Gjohn Murtagh

Agricultural Water Management, Goonellabah, NSW, Australia

INTRODUCTION

The economic viability of the production of tea tree oil is heavily dependent on the oil yield from a plantation (Reilly 1991). Whilst other factors such as operating costs and the price of oil also affect profitability, the oil yield can vary considerably making it a key variable in any analysis of plantation profitability.

Tea tree oil is an essential oil that consists of a complex mixture of secondary plant products. The synthesis and accumulation of such products is typically complex and can be endogenously controlled, dependent on development processes that are related to cell differentiation, and sometimes regulated by exogenous factors including light, temperature and wounding (Wiermann 1981). This chapter explores the range of factors that appear to affect the production of tea tree oil, and indicates similarities and differences to other essential oil crops. With tea tree, the major components of oil yield are the oil concentration in leaves and the leaf yield. Both are affected, but in different ways, by a number of factors including the environment, plantation management and genetics (Murtagh 1991).

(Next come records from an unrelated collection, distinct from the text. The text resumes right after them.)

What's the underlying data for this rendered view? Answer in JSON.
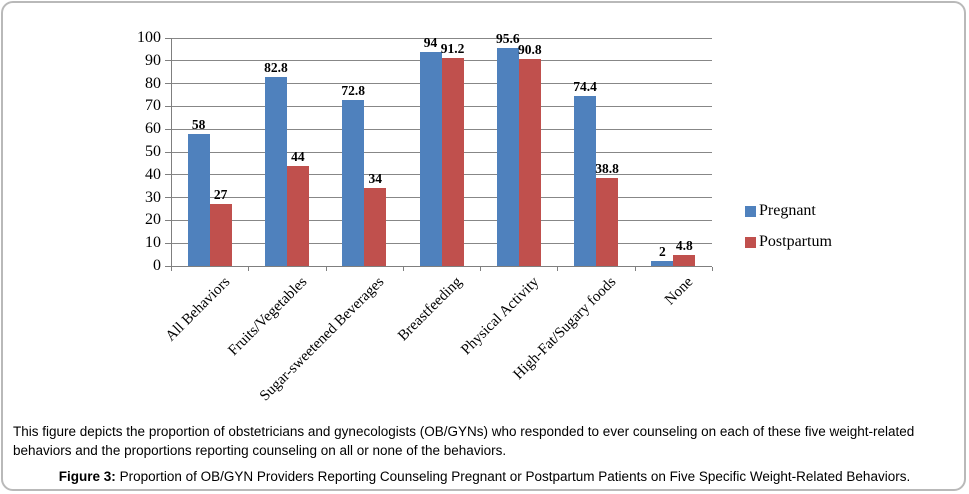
{
  "chart_data": {
    "type": "bar",
    "title": "",
    "xlabel": "",
    "ylabel": "",
    "categories": [
      "All Behaviors",
      "Fruits/Vegetables",
      "Sugar-sweetened Beverages",
      "Breastfeeding",
      "Physical Activity",
      "High-Fat/Sugary foods",
      "None"
    ],
    "series": [
      {
        "name": "Pregnant",
        "color": "#4F81BD",
        "values": [
          58,
          82.8,
          72.8,
          94,
          95.6,
          74.4,
          2
        ]
      },
      {
        "name": "Postpartum",
        "color": "#C0504D",
        "values": [
          27,
          44,
          34,
          91.2,
          90.8,
          38.8,
          4.8
        ]
      }
    ],
    "ylim": [
      0,
      100
    ],
    "ytick_step": 10,
    "grid": true,
    "legend_position": "right",
    "bar_value_labels": true
  },
  "caption": {
    "description": "This figure depicts the proportion of obstetricians and gynecologists (OB/GYNs) who responded to ever counseling on each of these five weight-related behaviors and the proportions reporting counseling on all or none of the behaviors.",
    "figure_label": "Figure 3:",
    "figure_title": " Proportion of OB/GYN Providers Reporting Counseling Pregnant or Postpartum Patients on Five Specific Weight-Related Behaviors."
  },
  "colors": {
    "gridline": "#878787",
    "axis": "#7f7f7f",
    "pregnant_blue": "#4F81BD",
    "postpartum_red": "#C0504D",
    "card_border": "#b9b9b9"
  }
}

Most tea tree oil that is used in commerce is sourced from selected chemotypes of Melaleuca alternifolia (Murtagh 1998). Suitable oil can also be obtained from chemotypes of M. linariifolia (Williams 1995), M. dissitiflora (Brophy and Lassak 1983) and M. uncinata (Brophy and Lassak 1992), but as most experimental and commercial experience is with M. alternifolia the discussion will refer to this species unless indicated otherwise.